I'm debugging a segfault in a C++ program, but first I am trying to get a better handle on using gdb to inspect the memory layout in the core file that is produced when the process segfaults. I'm using the following toy program, which intentionally segfaults, in order to understand gdb's output better.
int main() {
int a = 4;
int b = 12;
*(int *)0 =11;
return a + b;
}
When I open up the core file (using gdb my_executable path/to/core.pid) I can see the memory addresses that contain the values of a and b, which make sense, since sizeof(int) == 4:
(gdb) p &a
$5 = (int *) 0x7ffff940e078
(gdb) p &b
$6 = (int *) 0x7ffff940e07c
And when I ask for the memory contents starting at &a it sort of makes sense, except that I'm on an Intel machine which should be little endian, and it looks like these integers are big endian:
(gdb) x/4x &a
0x7ffff940e078: 0x00000004 0x0000000c 0xf940e120 0x00007fff
# (added by me) ---a==4--- --b==12--- other stuff ->
So, if I ask for the memory contents starting at the next address I would expect the following (all the bytes shift one to the left):
(gdb) x/4x 0x7ffff940e079
0x7ffff940e079: 0x00000400 0x00000cf9 0x40e12000 0x007fff..

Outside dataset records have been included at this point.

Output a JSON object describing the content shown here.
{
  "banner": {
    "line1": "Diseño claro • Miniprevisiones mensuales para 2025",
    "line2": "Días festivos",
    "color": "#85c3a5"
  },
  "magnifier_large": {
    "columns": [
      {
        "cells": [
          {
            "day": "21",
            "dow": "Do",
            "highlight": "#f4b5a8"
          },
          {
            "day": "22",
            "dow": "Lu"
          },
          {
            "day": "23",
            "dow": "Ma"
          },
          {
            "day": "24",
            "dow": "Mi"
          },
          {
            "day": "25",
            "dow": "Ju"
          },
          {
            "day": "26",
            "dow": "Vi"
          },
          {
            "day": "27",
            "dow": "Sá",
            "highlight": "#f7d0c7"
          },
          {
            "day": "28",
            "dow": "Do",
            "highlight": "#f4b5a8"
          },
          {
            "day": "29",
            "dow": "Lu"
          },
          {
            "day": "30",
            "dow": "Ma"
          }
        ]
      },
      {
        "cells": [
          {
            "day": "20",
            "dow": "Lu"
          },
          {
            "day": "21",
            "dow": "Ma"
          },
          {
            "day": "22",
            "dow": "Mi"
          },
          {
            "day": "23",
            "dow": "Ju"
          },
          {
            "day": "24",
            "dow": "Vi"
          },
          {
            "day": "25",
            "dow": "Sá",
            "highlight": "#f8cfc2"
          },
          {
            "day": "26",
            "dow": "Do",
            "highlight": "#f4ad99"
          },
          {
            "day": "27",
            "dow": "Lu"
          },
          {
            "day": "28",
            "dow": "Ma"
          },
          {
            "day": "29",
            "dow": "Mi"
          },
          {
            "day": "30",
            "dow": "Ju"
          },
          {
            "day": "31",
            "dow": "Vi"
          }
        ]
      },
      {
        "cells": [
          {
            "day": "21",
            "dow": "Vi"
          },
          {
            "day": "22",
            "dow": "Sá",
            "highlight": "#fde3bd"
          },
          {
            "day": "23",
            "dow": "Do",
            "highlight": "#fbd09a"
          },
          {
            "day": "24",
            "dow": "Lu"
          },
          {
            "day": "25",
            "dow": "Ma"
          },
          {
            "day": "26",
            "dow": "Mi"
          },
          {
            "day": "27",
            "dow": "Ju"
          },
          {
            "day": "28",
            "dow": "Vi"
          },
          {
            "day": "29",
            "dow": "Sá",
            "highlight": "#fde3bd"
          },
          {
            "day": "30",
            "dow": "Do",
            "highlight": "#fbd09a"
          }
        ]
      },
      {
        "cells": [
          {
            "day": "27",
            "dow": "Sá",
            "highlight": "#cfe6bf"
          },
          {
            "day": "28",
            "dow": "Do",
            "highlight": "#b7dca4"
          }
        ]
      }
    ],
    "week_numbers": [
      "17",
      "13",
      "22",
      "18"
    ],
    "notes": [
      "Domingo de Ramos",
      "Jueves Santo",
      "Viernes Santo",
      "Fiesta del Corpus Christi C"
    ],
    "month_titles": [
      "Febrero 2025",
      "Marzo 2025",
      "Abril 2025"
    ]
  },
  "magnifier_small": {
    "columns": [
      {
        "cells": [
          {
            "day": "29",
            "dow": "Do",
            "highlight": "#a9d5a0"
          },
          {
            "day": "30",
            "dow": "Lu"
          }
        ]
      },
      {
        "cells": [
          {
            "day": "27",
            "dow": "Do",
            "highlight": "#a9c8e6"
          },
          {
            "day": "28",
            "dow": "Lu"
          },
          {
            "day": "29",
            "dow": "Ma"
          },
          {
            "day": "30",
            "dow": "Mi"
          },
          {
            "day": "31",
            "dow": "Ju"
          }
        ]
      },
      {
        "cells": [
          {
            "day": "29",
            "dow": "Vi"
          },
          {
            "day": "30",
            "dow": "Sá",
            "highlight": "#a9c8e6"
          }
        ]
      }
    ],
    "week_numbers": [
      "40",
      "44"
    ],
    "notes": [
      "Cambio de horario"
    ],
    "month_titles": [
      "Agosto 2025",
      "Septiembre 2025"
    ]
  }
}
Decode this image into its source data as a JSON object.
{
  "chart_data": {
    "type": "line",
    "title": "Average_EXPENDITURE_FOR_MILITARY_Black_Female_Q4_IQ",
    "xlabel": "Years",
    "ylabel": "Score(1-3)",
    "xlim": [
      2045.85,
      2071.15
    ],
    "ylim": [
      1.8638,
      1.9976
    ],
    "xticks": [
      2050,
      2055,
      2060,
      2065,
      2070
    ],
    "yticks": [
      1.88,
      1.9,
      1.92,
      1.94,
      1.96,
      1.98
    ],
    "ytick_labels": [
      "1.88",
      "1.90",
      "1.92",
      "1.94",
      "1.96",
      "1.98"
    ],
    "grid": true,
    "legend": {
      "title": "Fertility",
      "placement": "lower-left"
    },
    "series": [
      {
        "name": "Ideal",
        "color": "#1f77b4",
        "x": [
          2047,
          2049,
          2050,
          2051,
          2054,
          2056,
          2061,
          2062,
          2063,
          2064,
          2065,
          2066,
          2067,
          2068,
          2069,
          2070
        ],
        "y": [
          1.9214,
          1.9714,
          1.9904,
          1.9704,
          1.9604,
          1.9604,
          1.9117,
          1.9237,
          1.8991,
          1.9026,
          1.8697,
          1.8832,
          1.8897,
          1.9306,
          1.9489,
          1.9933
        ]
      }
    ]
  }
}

But what gdb actually prints is this:
(gdb) x/4x 0x7ffff940e079
0x7ffff940e079: 0x0c000000 0x20000000 0xfff940e1 0xca00007f
# --b==12?-- other stuff ->
It almost looks like we jumped forward 7 bytes, or that we jumped forward 4 bytes and now b is little endian. But the memory after that first 0x0c byte is different than it was in the last command (before it was 0xf940e... now it's 0x2000...). Am I accidentally reading the memory with different alignment? And any idea why the values appear to be big-endian?
I'm compiling the code with g++ version 13.3.0 on Ubuntu 24.04, in case that helps.

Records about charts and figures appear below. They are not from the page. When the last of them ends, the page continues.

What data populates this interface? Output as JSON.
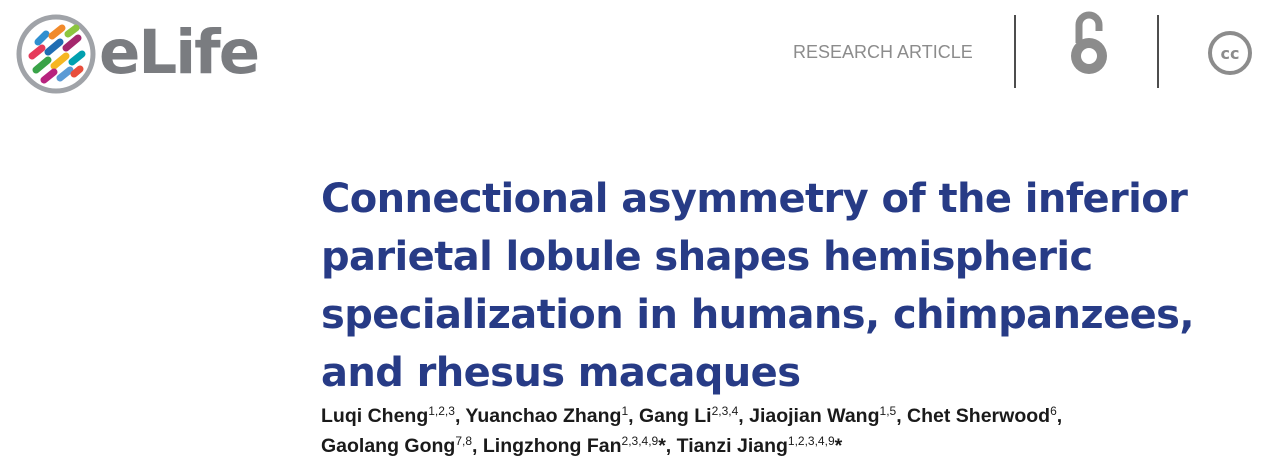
{
  "header": {
    "brand": "eLife",
    "article_type": "RESEARCH ARTICLE",
    "icons": [
      "elife-logo-icon",
      "open-access-icon",
      "creative-commons-icon"
    ],
    "colors": {
      "brand_text": "#7a7c80",
      "title": "#273b86",
      "divider": "#4d4d4d",
      "icon": "#8c8c8c"
    }
  },
  "title_lines": [
    "Connectional asymmetry of the inferior",
    "parietal lobule shapes hemispheric",
    "specialization in humans, chimpanzees,",
    "and rhesus macaques"
  ],
  "authors": [
    {
      "name": "Luqi Cheng",
      "aff": "1,2,3",
      "sep": ", "
    },
    {
      "name": "Yuanchao Zhang",
      "aff": "1",
      "sep": ", "
    },
    {
      "name": "Gang Li",
      "aff": "2,3,4",
      "sep": ", "
    },
    {
      "name": "Jiaojian Wang",
      "aff": "1,5",
      "sep": ", "
    },
    {
      "name": "Chet Sherwood",
      "aff": "6",
      "sep": ","
    },
    {
      "name": "Gaolang Gong",
      "aff": "7,8",
      "sep": ", "
    },
    {
      "name": "Lingzhong Fan",
      "aff": "2,3,4,9",
      "sep": "*, "
    },
    {
      "name": "Tianzi Jiang",
      "aff": "1,2,3,4,9",
      "sep": "*"
    }
  ]
}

You seem to be misinterpreting the GDB debug output. When you give the instruction x/4x and gdb shows you 0x00000004, it doesn't mean the bytes are 00 00 00 04. Instead, it means that if you interpret the next 4 bytes as a hex value, it is 0x00000004. Since your system is little-endian, this means the actual bytes are
04 00 00 00 0c 00 00 00 20 e1 40 f9 ff 7f 00 00 [ca]
----------- ----------- ----------- -----------
0x00000004 0x0000000c 0xf940e120 0x00007fff
You can confirm this by invoking x/17bx instead per the comment by @ssbssa, which should show you the bytes in the correct order. Here the prefix b stands for byte.

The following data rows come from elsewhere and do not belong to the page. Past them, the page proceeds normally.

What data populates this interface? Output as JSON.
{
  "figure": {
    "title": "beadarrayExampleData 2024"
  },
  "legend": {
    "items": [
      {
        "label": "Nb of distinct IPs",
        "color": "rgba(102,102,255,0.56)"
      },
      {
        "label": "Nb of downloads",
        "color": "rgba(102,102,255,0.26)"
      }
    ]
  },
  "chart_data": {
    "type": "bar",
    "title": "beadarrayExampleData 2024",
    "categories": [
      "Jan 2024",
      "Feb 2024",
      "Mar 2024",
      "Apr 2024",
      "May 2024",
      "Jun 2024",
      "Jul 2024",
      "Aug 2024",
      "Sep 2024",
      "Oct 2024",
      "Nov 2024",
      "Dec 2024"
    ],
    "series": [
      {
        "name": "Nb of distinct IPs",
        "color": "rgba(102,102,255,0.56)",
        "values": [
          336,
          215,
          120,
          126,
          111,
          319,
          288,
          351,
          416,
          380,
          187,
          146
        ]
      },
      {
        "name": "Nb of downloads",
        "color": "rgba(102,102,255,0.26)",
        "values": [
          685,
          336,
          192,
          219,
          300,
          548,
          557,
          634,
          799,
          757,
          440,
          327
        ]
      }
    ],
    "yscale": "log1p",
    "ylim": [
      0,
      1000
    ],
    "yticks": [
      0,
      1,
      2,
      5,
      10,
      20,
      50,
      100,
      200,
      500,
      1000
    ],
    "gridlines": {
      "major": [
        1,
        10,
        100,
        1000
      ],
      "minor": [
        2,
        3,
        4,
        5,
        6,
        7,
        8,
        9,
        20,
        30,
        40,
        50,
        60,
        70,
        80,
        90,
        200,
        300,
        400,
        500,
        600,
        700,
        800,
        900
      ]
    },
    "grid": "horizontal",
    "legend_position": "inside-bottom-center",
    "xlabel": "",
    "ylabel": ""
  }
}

Now if you shift by one byte, the bytes are regrouped and reinterpreted, giving the following result:
[04] 00 00 00 0c 00 00 00 20 e1 40 f9 ff 7f 00 00 ca
----------- ----------- ----------- -----------
0x0c000000 0x20000000 0xfff940e1 0xca00007f
Which is consistent with your observation. Nothing weird such as "jumped forward 7 bytes, or that we jumped forward 4 bytes and now b is little endian" happens.
I don't think this is unique to GDB and I believe other hex dumpers such as objdump also have similar behavior. See this answer for more info. Hex dumpers are likely designed this way so that a casual user not reading a misaligned address wouldn't need to worry about endianness.